Según explicaron fuentes judiciales, un pequeño grupo de personas se dedicó a buscar a Álvarez. El juez Santiago Ulpiano Martínez junto a Mario Fernández, a cargo de la secretaría de Derechos Humanos del juzgado y el comisionado mayor de la PSA Horacio Calvo, manejaron con discreción la búsqueda de un hombre que estuvo protegido.
Finalmente y luego de haber ofrecido recompensa, de la intervención de 30 teléfonos, de realizar una decena de allanamientos, de haber pedido la colaboración de Interpol para seguir pistas en Uruguay y en Estados Unidos, de haber seguido con agentes encubiertos a familiares de Álvarez; de investigar a unas 20 personas vinculadas directa o indirectamente con el prófugo que podrían haberlo ayudado a mantenerse lejos de las autoridades, lo encontraron. También se investigó la agencia de seguridad Alsina, de la que Álvarez fue gerente y dueño.
Para dar con Álvarez la Justicia investigó las entradas y salidas del país de los allegados al represor prófugo y también del personal de seguridad del barrio Laguna del Sol de Tigre, en Talar de Pacheco, donde finalmente fue detenido.

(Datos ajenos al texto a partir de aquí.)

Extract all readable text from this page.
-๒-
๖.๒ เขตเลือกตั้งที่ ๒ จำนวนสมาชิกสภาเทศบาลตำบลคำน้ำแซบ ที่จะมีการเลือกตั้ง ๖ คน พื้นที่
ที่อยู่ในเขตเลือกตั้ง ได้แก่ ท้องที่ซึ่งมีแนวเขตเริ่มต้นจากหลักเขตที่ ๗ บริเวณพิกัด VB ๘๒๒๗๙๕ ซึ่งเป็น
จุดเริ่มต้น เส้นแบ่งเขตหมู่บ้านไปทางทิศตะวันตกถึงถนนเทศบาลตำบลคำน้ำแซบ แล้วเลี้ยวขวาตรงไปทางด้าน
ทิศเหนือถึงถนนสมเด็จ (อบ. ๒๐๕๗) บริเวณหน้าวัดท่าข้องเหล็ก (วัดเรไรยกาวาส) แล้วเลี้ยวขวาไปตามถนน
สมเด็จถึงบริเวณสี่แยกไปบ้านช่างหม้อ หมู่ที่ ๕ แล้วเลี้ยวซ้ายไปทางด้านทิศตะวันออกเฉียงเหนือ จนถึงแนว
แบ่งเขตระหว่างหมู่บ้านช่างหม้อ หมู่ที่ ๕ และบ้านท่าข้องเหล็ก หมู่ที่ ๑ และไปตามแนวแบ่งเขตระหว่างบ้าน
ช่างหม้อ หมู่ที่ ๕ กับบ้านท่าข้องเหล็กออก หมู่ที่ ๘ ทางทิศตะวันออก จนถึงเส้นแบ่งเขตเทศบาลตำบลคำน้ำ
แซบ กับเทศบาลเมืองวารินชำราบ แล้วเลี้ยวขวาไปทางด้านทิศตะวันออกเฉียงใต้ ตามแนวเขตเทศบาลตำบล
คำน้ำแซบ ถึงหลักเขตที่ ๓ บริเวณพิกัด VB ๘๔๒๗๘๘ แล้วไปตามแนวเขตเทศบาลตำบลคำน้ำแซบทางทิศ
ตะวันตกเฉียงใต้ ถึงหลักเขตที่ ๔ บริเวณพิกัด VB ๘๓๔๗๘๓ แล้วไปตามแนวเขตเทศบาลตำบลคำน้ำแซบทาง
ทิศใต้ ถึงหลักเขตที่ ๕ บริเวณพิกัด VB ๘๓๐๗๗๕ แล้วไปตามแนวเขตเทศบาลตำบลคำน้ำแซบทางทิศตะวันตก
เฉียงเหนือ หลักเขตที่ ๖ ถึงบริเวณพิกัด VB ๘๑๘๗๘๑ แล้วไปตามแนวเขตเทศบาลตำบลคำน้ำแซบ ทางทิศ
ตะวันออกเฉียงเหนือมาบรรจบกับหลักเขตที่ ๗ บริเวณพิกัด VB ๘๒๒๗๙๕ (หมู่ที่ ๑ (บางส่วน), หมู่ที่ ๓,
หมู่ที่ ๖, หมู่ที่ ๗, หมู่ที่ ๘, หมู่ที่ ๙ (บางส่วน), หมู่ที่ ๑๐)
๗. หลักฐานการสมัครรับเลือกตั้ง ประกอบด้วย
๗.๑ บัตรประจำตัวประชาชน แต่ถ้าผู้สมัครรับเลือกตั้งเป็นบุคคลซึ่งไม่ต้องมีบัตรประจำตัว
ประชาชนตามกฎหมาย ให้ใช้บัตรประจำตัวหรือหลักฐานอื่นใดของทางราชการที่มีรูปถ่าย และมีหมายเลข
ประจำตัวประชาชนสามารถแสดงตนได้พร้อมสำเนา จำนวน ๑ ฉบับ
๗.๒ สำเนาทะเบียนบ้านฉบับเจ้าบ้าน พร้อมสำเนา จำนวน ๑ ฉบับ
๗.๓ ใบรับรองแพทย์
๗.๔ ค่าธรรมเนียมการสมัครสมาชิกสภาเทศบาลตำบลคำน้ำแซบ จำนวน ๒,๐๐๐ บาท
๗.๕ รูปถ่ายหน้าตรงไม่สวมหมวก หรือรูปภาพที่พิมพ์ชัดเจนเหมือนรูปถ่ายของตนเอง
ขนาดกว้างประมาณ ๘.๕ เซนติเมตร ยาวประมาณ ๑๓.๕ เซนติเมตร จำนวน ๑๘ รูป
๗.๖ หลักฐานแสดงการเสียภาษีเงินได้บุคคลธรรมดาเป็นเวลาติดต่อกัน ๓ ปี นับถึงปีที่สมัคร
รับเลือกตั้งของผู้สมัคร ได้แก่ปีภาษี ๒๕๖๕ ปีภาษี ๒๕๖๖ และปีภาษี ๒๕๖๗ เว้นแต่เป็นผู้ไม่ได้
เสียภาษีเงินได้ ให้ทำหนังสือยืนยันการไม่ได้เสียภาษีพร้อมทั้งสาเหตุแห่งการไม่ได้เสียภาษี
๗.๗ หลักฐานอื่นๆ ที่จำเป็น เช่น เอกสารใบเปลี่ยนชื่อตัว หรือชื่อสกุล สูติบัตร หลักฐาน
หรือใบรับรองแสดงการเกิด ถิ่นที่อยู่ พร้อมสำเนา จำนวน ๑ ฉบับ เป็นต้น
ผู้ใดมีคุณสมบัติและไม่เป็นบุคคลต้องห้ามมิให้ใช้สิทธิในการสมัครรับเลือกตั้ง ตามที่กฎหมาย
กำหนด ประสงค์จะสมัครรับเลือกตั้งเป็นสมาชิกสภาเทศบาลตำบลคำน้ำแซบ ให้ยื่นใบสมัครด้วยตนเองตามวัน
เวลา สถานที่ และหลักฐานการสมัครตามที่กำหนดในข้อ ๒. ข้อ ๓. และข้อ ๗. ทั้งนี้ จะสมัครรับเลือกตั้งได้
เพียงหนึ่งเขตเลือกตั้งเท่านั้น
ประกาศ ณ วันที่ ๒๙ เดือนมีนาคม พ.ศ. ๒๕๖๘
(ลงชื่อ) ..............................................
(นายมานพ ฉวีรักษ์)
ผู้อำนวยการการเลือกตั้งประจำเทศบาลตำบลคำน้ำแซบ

De la investigación participaron unos pocos agentes de la Unidad Operacional de Control de Narcotráfico y el Delito Complejo Central de la PSA, para evitar filtraciones. El expediente de búsqueda acumula unas 4000 fojas. Durante la pesquisa los investigadores dieron con una estructura que aparentemente le brindaba apoyo al prófugo. A partir de eso se inició una causa penal por encubrimiento, en la que hasta el momento aparecen imputadas la ex esposa, su nuera y una amiga de una de las hijas del prófugo. Dos de ellas fueron indagadas días antes de la detención. A pesar del secreto con el que se manejaron los procedimientos, la PSA llegó al country de Tigre cuando los allegados a Álvarez intentaban sacarlo de allí. Lo evitaron y lo detuvieron.
Álvarez fue imputado por diversos delitos de lesa humanidad configurativos de genocidio, que incluyen la privación ilegal de la libertad, torturas, homicidios y la desaparición forzada de personas, en perjuicio de más de 200 víctimas.
El represor detenido fue Jefe del Departamento II Inteligencia del Comando del Quinto Cuerpo del Ejército desde enero de 1974 hasta diciembre de 1977 cuando fue destinado al Estado Mayor General del Ejército en Buenos Aires. Durante la dictadura de Juan Carlos Onganía había sido jefe del departamento Actividades Psicológicas de Ejército y antes de recalar en Bahía Blanca pasó por la Secretaría de Inteligencia del Estado (SIDE).
Álvarez, hoy en día con 88 años, tuvo injerencia en todas las operaciones realizadas en los años de plomo en la región que abarca el Quinto Cuerpo. Cuando una persona era torturada y daba información esos datos eran llevados a Álvarez que era quién decidía qué hacer.
De Álvarez dependía el Destacamento de Inteligencia 181, que –según fuentes de la investigación - se dedicaba a actividades de inteligencia como: reunión de información, contrainteligencia, sabotaje, y actividades psicológicas secretas, entre las que se incluían los falsos enfrentamientos, y la divulgación pública de información falsa. Se determinó que la opinión de Álvarez era escuchada en las reuniones de altos mandos donde se decidía el destino final de los desaparecidos y de los niños nacidos en cautiverio. Estuvo siete años prófugo. Desde el martes está detenido en el penal de Ezeiza.